Il commercio di articoli di bricolage e giardinaggio ha ritrovato durante la pandemia l’attenzione del consumatore. Effetto di un’emergenza che, tra ripetuti lockdown, ha riacceso il piacere di curare le aree esterne delle abitazioni. Il settore è dunque andato in controtendenza rispetto al resto del terziario. Ma, in questa fase di ripartenza, non mancano i problemi legati al reperimento degli articoli, agli aumenti sui prodotti di prima necessità, al decollo dei costi energetici.
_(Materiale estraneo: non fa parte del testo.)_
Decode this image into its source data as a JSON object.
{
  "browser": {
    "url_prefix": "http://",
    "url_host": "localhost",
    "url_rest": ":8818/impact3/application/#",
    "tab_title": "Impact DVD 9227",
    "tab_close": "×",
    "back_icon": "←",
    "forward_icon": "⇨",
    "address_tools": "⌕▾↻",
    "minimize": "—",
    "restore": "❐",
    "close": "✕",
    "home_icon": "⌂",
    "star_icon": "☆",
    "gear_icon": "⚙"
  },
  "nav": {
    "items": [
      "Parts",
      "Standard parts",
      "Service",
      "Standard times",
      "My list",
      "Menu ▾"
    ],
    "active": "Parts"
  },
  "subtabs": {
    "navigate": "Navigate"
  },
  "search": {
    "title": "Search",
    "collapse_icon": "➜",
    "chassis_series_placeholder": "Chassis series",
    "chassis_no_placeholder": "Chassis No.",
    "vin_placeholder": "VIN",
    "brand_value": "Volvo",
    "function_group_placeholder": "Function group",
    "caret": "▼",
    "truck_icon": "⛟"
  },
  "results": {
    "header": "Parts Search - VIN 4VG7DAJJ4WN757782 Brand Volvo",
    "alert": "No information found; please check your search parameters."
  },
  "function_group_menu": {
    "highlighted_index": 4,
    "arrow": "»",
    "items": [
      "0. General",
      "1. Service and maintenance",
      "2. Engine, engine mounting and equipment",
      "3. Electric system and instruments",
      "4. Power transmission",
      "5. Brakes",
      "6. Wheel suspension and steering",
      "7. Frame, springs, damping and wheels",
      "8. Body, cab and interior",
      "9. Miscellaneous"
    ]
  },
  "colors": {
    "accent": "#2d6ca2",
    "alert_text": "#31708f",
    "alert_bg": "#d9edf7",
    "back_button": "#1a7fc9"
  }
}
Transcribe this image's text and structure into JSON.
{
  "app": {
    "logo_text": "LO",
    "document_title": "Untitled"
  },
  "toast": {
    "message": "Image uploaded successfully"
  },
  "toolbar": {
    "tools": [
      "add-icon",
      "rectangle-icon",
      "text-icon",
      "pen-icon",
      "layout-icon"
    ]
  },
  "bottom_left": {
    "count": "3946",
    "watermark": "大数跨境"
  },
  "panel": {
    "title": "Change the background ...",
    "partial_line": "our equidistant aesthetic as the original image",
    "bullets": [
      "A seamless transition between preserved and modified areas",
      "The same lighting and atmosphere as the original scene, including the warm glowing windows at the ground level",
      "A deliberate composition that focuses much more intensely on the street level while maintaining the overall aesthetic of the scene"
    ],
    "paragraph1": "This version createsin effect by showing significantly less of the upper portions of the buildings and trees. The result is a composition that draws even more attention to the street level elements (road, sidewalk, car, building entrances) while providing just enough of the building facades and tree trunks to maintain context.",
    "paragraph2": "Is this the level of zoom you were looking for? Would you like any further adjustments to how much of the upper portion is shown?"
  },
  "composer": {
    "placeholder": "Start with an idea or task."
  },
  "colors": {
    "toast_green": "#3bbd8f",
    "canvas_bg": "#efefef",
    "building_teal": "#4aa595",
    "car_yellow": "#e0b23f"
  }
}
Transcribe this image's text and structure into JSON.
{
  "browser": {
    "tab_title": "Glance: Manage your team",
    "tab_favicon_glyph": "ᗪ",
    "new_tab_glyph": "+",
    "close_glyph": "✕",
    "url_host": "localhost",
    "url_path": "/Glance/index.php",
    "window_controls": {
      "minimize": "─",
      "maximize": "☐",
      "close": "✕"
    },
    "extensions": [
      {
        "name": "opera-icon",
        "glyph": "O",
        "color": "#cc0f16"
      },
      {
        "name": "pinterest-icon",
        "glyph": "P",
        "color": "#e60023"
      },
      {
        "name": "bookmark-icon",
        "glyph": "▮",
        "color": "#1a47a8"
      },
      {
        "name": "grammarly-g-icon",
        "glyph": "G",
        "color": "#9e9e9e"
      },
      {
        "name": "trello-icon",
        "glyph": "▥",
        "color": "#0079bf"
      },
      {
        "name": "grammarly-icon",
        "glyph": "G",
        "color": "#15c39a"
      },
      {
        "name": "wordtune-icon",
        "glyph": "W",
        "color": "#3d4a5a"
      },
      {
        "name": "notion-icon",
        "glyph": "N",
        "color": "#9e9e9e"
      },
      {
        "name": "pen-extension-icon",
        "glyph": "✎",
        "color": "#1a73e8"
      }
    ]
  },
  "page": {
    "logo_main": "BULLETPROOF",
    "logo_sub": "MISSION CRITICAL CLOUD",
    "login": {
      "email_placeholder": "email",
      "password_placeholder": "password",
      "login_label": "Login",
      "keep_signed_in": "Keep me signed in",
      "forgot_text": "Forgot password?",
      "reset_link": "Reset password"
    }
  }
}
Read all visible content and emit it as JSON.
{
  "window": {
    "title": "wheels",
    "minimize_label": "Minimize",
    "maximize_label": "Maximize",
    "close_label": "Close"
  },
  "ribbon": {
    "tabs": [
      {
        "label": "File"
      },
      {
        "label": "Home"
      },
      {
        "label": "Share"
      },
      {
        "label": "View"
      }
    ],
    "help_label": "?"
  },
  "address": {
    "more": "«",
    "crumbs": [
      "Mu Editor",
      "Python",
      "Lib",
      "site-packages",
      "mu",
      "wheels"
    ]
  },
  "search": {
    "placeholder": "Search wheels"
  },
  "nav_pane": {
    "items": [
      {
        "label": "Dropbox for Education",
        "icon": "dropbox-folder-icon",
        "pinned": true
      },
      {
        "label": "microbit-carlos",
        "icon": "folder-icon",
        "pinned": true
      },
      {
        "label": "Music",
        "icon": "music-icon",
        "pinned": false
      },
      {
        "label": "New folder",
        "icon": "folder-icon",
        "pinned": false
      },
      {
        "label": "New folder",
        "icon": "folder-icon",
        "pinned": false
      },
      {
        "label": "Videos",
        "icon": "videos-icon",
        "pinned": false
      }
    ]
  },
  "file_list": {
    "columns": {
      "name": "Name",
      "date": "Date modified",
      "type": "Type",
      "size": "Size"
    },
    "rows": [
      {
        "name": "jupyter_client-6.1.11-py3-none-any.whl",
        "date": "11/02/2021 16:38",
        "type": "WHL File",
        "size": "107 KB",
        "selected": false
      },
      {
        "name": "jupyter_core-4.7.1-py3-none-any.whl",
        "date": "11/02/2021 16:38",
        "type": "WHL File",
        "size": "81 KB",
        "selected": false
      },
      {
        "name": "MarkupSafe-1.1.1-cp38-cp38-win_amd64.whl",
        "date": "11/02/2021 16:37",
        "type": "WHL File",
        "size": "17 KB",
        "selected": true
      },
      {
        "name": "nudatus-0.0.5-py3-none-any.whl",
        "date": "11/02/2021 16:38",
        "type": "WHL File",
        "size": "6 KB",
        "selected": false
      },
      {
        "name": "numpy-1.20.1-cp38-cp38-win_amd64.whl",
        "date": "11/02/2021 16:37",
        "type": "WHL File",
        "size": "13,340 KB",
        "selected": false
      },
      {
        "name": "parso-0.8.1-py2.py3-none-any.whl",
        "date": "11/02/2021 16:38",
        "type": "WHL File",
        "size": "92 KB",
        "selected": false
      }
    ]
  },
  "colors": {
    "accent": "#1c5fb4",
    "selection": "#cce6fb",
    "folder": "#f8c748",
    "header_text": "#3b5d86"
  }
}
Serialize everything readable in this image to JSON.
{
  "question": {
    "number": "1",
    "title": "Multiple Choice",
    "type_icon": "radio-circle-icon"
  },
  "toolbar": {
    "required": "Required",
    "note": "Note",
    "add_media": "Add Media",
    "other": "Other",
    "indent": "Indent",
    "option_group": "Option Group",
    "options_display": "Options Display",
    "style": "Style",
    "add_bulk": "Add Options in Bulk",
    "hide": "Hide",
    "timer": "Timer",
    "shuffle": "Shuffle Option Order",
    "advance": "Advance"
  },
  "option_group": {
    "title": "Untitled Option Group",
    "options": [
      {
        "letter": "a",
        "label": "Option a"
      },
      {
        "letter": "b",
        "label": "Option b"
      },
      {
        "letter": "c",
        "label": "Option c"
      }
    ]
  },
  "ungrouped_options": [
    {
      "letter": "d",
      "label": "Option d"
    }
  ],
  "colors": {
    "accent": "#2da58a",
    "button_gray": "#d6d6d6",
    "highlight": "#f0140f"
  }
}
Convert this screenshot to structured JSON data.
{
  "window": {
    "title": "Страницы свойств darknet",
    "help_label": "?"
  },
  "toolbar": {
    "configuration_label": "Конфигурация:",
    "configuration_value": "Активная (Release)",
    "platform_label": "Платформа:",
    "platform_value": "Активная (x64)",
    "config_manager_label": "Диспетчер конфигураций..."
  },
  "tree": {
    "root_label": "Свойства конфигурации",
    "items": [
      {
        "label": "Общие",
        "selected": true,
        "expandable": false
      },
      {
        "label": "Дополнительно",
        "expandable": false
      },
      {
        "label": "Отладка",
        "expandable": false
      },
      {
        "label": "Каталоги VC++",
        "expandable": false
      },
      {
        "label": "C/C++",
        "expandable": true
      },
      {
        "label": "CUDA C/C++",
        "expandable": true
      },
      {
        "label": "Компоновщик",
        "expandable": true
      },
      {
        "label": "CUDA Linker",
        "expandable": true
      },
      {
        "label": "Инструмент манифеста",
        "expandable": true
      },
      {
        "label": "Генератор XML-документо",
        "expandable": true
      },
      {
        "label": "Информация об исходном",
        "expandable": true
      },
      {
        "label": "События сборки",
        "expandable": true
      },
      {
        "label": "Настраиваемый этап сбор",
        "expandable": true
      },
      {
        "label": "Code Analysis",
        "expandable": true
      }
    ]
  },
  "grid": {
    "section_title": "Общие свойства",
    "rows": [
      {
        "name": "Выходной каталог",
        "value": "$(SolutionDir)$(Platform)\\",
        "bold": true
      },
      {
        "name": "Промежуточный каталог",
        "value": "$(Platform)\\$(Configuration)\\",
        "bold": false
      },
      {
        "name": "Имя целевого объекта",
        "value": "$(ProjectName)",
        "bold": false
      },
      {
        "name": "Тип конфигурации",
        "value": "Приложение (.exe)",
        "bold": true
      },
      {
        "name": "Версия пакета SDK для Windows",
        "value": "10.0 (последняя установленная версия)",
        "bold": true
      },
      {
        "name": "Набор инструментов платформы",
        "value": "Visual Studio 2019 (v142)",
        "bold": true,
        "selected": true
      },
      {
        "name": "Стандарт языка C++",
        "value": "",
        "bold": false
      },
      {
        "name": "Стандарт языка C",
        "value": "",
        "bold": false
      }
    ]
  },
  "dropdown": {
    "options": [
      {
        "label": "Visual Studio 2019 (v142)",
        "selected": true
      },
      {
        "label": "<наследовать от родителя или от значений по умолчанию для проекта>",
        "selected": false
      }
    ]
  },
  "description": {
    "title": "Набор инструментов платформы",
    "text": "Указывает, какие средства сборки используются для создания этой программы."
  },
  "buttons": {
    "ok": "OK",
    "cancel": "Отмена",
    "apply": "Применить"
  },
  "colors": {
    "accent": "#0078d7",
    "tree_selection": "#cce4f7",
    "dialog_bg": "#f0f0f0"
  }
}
Lo sottolinea Filippo Meroi, presidente gruppo Tecnoedili Confcommercio Udine, che entra innanzitutto nel dettaglio delle consegne: “Mancano in particolare gli articoli importati dall’Oriente: guanti da lavoro, dispositivi di sicurezza, utensili manuali derivati dal ferro ed elettrici, utilizzati sia nella ferramenta che nel giardinaggio. Anche il comparto dei ricambi risente di importanti ritardi, che rallentano le riparazioni. Chi poi vende biciclette finisce per attendere le forniture fino a un anno”. Gli aumenti? “Andiamo dal 30-40% su ferro e plastica all’80% su sementi e concimi. Quanto alle bollette, ormai tutti sappiamo del loro raddoppio. Il nostro grande timore – conclude Meroi – è che la ricaduta sui bilanci delle famiglie determini il crollo dei consumi”.